An orthophoto is an aerial image that has been corrected for the effects of camera lens tilt and other aberrations, image scale variations and displacement of objects due to ground relief. Images are seamlessly joined to make a map. They can be regenerated at any scale and have their colour or contrast enhanced so that the user has the double benefit of a map’s positional accuracy and the detailed visual information of a photograph.
Making an orthophoto involves five basic steps: (1) aerial photography using sensors aboard aircraft or on satellites, (2) rectifying the image using ground control points, (3) joining images in a mosaic and removing seams, (4) compiling the orthophoto with title block, imagery source diagram and origin of the imagery, and (5) printing on high quality printers.
Antarctic weather, availability of logistics and personnel, and the short time span when rocky areas are free of snow severely limit opportunities for Antarctic aerial photography. Aerial photographs of Australia’s Antarctic stations are obtained as regularly as possible to ensure current records of station surroundings and buildings.

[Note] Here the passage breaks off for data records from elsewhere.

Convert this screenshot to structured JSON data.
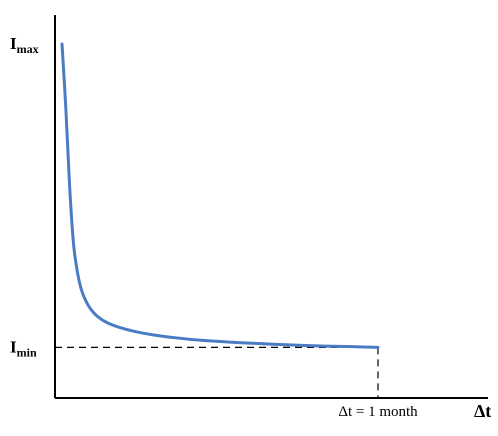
{
  "chart_data": {
    "type": "line",
    "title": "",
    "xlabel": "Δt",
    "ylabel": "",
    "y_tick_labels": [
      {
        "main": "I",
        "sub": "max"
      },
      {
        "main": "I",
        "sub": "min"
      }
    ],
    "x_marker_label": "Δt = 1 month",
    "ylim": [
      0,
      1
    ],
    "xlim": [
      0,
      1
    ],
    "grid": false,
    "legend": "none",
    "series": [
      {
        "color": "#4a7cc4",
        "x": [
          0.0,
          0.012,
          0.024,
          0.036,
          0.048,
          0.06,
          0.075,
          0.09,
          0.11,
          0.14,
          0.18,
          0.23,
          0.29,
          0.36,
          0.44,
          0.53,
          0.62,
          0.72,
          0.82,
          0.92,
          1.0
        ],
        "y": [
          1.0,
          0.82,
          0.6,
          0.44,
          0.36,
          0.31,
          0.275,
          0.252,
          0.232,
          0.214,
          0.2,
          0.188,
          0.178,
          0.17,
          0.163,
          0.158,
          0.154,
          0.15,
          0.147,
          0.145,
          0.143
        ]
      }
    ],
    "reference_lines": [
      {
        "orientation": "horizontal",
        "y": 0.143,
        "style": "dashed"
      },
      {
        "orientation": "vertical",
        "x": 1.0,
        "style": "dashed"
      }
    ]
  }
}
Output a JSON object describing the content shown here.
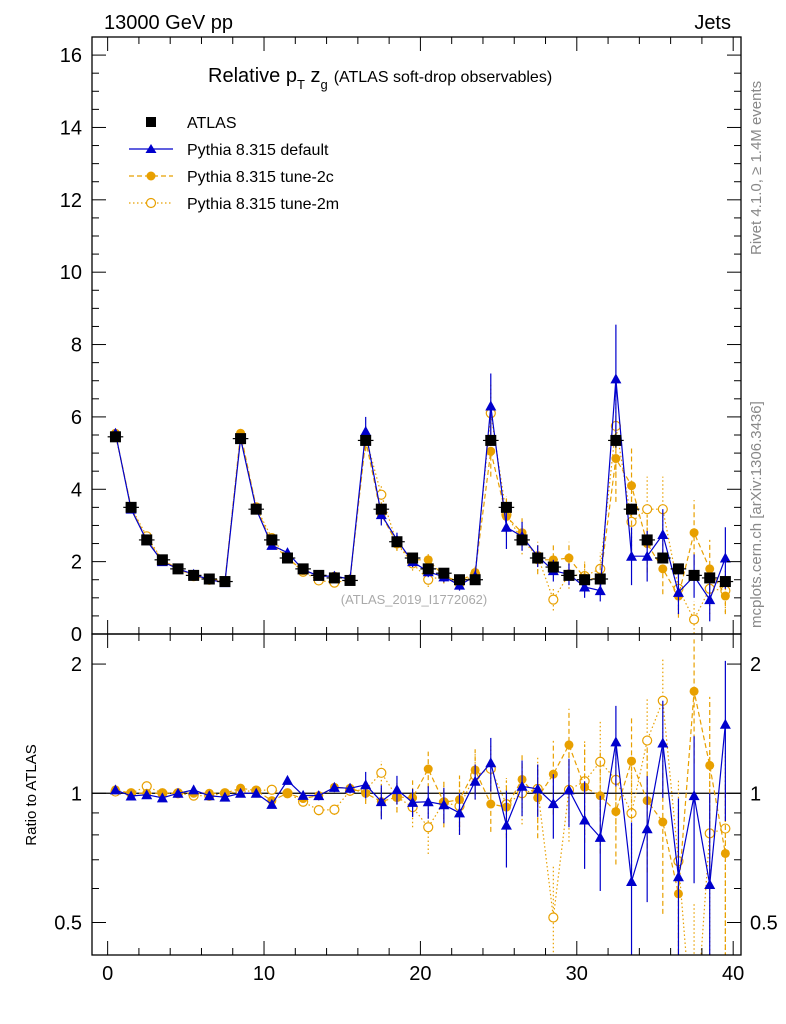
{
  "header": {
    "left": "13000 GeV pp",
    "right": "Jets"
  },
  "side": {
    "rivet": "Rivet 4.1.0, ≥ 1.4M events",
    "mcplots": "mcplots.cern.ch [arXiv:1306.3436]"
  },
  "colors": {
    "atlas": "#000000",
    "default": "#0000cc",
    "tune2c": "#e8a000",
    "tune2m": "#e8a000"
  },
  "chart_data": {
    "type": "line",
    "title": "Relative pT zg (ATLAS soft-drop observables)",
    "title_main": "Relative p",
    "title_sub": "T",
    "title_z": " z",
    "title_zsub": "g",
    "title_tail": "(ATLAS soft-drop observables)",
    "analysis_label": "(ATLAS_2019_I1772062)",
    "xlim": [
      -1,
      40.5
    ],
    "ylim_main": [
      0,
      16.5
    ],
    "ylim_ratio": [
      0.42,
      2.35
    ],
    "ratio_ylabel": "Ratio to ATLAS",
    "x_ticks": [
      "0",
      "10",
      "20",
      "30",
      "40"
    ],
    "y_ticks_main": [
      "0",
      "2",
      "4",
      "6",
      "8",
      "10",
      "12",
      "14",
      "16"
    ],
    "y_ticks_ratio": [
      "0.5",
      "1",
      "2"
    ],
    "x": [
      0.5,
      1.5,
      2.5,
      3.5,
      4.5,
      5.5,
      6.5,
      7.5,
      8.5,
      9.5,
      10.5,
      11.5,
      12.5,
      13.5,
      14.5,
      15.5,
      16.5,
      17.5,
      18.5,
      19.5,
      20.5,
      21.5,
      22.5,
      23.5,
      24.5,
      25.5,
      26.5,
      27.5,
      28.5,
      29.5,
      30.5,
      31.5,
      32.5,
      33.5,
      34.5,
      35.5,
      36.5,
      37.5,
      38.5,
      39.5
    ],
    "series": [
      {
        "name": "ATLAS",
        "style": "data",
        "values": [
          5.45,
          3.5,
          2.6,
          2.05,
          1.8,
          1.62,
          1.52,
          1.45,
          5.4,
          3.45,
          2.6,
          2.1,
          1.8,
          1.62,
          1.55,
          1.48,
          5.35,
          3.45,
          2.55,
          2.1,
          1.8,
          1.68,
          1.5,
          1.5,
          5.35,
          3.5,
          2.6,
          2.1,
          1.85,
          1.62,
          1.5,
          1.52,
          5.35,
          3.45,
          2.6,
          2.1,
          1.8,
          1.62,
          1.55,
          1.45
        ],
        "errors": [
          0.1,
          0.07,
          0.05,
          0.04,
          0.04,
          0.03,
          0.03,
          0.03,
          0.1,
          0.07,
          0.05,
          0.04,
          0.04,
          0.03,
          0.03,
          0.03,
          0.1,
          0.07,
          0.05,
          0.04,
          0.04,
          0.04,
          0.04,
          0.04,
          0.15,
          0.1,
          0.08,
          0.07,
          0.07,
          0.07,
          0.07,
          0.07,
          0.2,
          0.15,
          0.12,
          0.12,
          0.12,
          0.12,
          0.12,
          0.12
        ]
      },
      {
        "name": "Pythia 8.315 default",
        "style": "solid",
        "values": [
          5.55,
          3.45,
          2.58,
          2.0,
          1.8,
          1.65,
          1.5,
          1.42,
          5.4,
          3.45,
          2.45,
          2.25,
          1.78,
          1.6,
          1.6,
          1.52,
          5.6,
          3.3,
          2.6,
          2.0,
          1.72,
          1.58,
          1.35,
          1.6,
          6.3,
          2.95,
          2.7,
          2.15,
          1.75,
          1.65,
          1.3,
          1.2,
          7.05,
          2.15,
          2.15,
          2.75,
          1.15,
          1.6,
          0.95,
          2.1
        ],
        "errors": [
          0.06,
          0.05,
          0.04,
          0.03,
          0.03,
          0.03,
          0.03,
          0.03,
          0.06,
          0.05,
          0.04,
          0.04,
          0.04,
          0.04,
          0.04,
          0.04,
          0.4,
          0.3,
          0.2,
          0.15,
          0.15,
          0.15,
          0.15,
          0.15,
          0.9,
          0.6,
          0.4,
          0.3,
          0.3,
          0.3,
          0.3,
          0.3,
          1.5,
          0.8,
          0.7,
          0.7,
          0.6,
          0.6,
          0.6,
          0.85
        ]
      },
      {
        "name": "Pythia 8.315 tune-2c",
        "style": "dashed",
        "values": [
          5.55,
          3.5,
          2.6,
          2.05,
          1.8,
          1.62,
          1.52,
          1.45,
          5.55,
          3.5,
          2.5,
          2.1,
          1.75,
          1.6,
          1.6,
          1.52,
          5.35,
          3.3,
          2.5,
          2.05,
          2.05,
          1.6,
          1.45,
          1.7,
          5.05,
          3.25,
          2.8,
          2.05,
          2.05,
          2.1,
          1.55,
          1.5,
          4.85,
          4.1,
          2.5,
          1.8,
          1.05,
          2.8,
          1.8,
          1.05
        ],
        "errors": [
          0.06,
          0.05,
          0.04,
          0.03,
          0.03,
          0.03,
          0.03,
          0.03,
          0.06,
          0.05,
          0.04,
          0.04,
          0.04,
          0.04,
          0.04,
          0.04,
          0.3,
          0.25,
          0.2,
          0.2,
          0.2,
          0.2,
          0.2,
          0.2,
          0.7,
          0.5,
          0.4,
          0.4,
          0.4,
          0.45,
          0.4,
          0.4,
          1.2,
          1.1,
          0.8,
          0.7,
          0.6,
          0.9,
          0.8,
          0.5
        ]
      },
      {
        "name": "Pythia 8.315 tune-2m",
        "style": "dotted",
        "values": [
          5.5,
          3.5,
          2.7,
          2.05,
          1.8,
          1.6,
          1.5,
          1.45,
          5.45,
          3.5,
          2.65,
          2.1,
          1.72,
          1.48,
          1.42,
          1.5,
          5.45,
          3.85,
          2.5,
          1.95,
          1.5,
          1.6,
          1.4,
          1.65,
          6.1,
          3.3,
          2.6,
          2.15,
          0.95,
          1.65,
          1.6,
          1.8,
          5.75,
          3.1,
          3.45,
          3.45,
          1.25,
          0.4,
          1.25,
          1.2
        ],
        "errors": [
          0.06,
          0.05,
          0.04,
          0.03,
          0.03,
          0.03,
          0.03,
          0.03,
          0.06,
          0.05,
          0.04,
          0.04,
          0.04,
          0.04,
          0.04,
          0.04,
          0.3,
          0.25,
          0.2,
          0.2,
          0.2,
          0.2,
          0.2,
          0.2,
          0.8,
          0.5,
          0.4,
          0.4,
          0.3,
          0.4,
          0.4,
          0.45,
          1.3,
          1.0,
          0.9,
          0.9,
          0.7,
          0.5,
          0.7,
          0.6
        ]
      }
    ]
  }
}
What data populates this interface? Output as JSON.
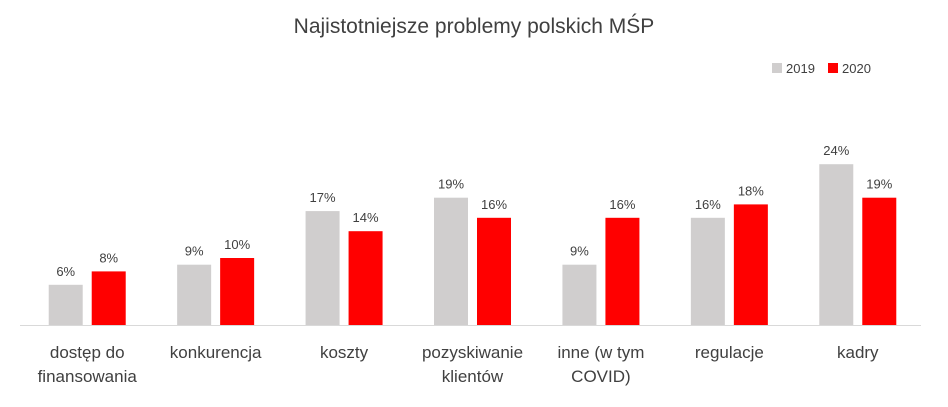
{
  "chart_data": {
    "type": "bar",
    "title": "Najistotniejsze problemy polskich MŚP",
    "xlabel": "",
    "ylabel": "",
    "ylim": [
      0,
      25
    ],
    "grid": false,
    "legend_position": "top-right",
    "categories": [
      [
        "dostęp do",
        "finansowania"
      ],
      [
        "konkurencja"
      ],
      [
        "koszty"
      ],
      [
        "pozyskiwanie",
        "klientów"
      ],
      [
        "inne (w tym",
        "COVID)"
      ],
      [
        "regulacje"
      ],
      [
        "kadry"
      ]
    ],
    "series": [
      {
        "name": "2019",
        "color": "#d0cece",
        "values": [
          6,
          9,
          17,
          19,
          9,
          16,
          24
        ],
        "labels": [
          "6%",
          "9%",
          "17%",
          "19%",
          "9%",
          "16%",
          "24%"
        ]
      },
      {
        "name": "2020",
        "color": "#ff0000",
        "values": [
          8,
          10,
          14,
          16,
          16,
          18,
          19
        ],
        "labels": [
          "8%",
          "10%",
          "14%",
          "16%",
          "16%",
          "18%",
          "19%"
        ]
      }
    ]
  }
}
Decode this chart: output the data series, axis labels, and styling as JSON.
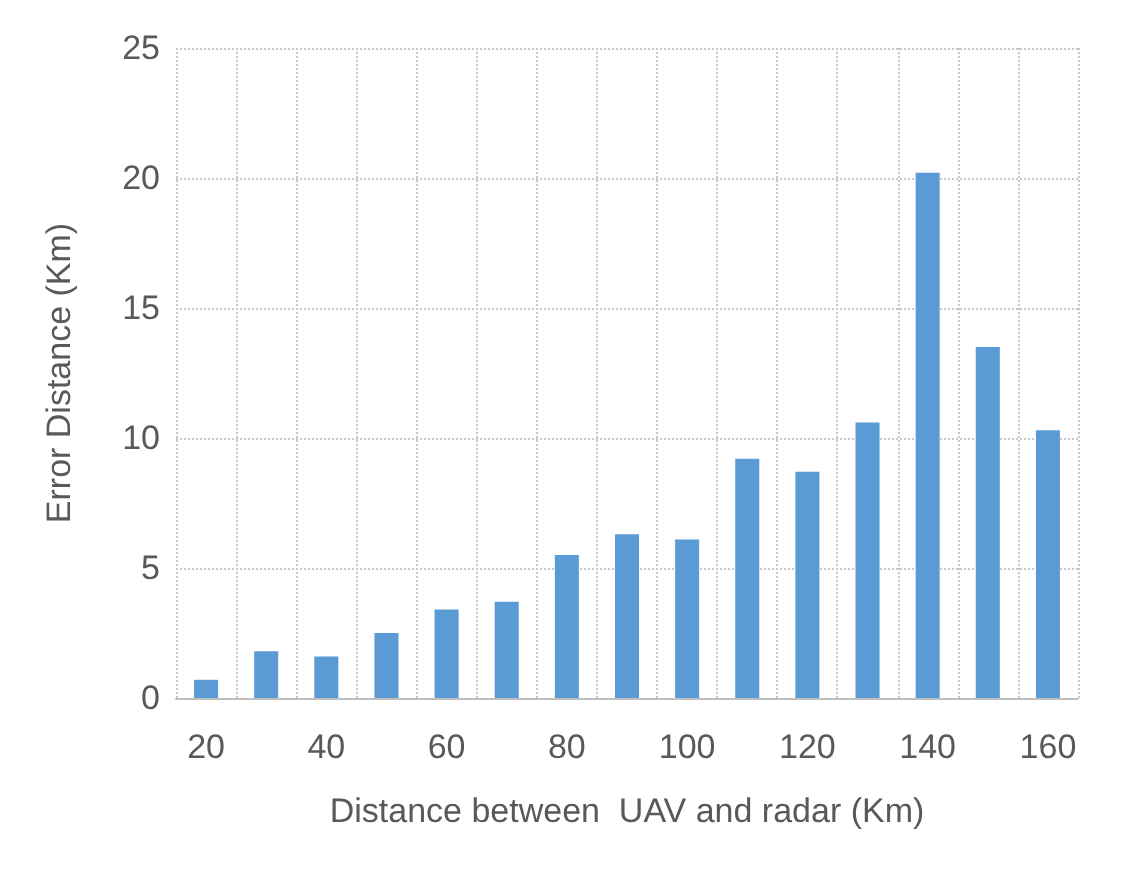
{
  "chart_data": {
    "type": "bar",
    "xlabel": "Distance between  UAV and radar (Km)",
    "ylabel": "Error Distance (Km)",
    "categories": [
      "20",
      null,
      "40",
      null,
      "60",
      null,
      "80",
      null,
      "100",
      null,
      "120",
      null,
      "140",
      null,
      "160"
    ],
    "values": [
      0.7,
      1.8,
      1.6,
      2.5,
      3.4,
      3.7,
      5.5,
      6.3,
      6.1,
      9.2,
      8.7,
      10.6,
      20.2,
      13.5,
      10.3
    ],
    "color": "#5b9bd5",
    "ylim": [
      0,
      25
    ],
    "yticks": [
      0,
      5,
      10,
      15,
      20,
      25
    ],
    "grid": true
  }
}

This Casey station orthophoto map was compiled from aerial photography on 30 December 2000, when rocky areas were relatively snow-free. The photography anticipated the need for a large scale map for remediation of the Thala Valley tip site, which was also mapped in detail from the same aerial photography. The flight coincided with a ground survey of Thala Valley and the road linking the station with ‘old Casey’ and the wharf area.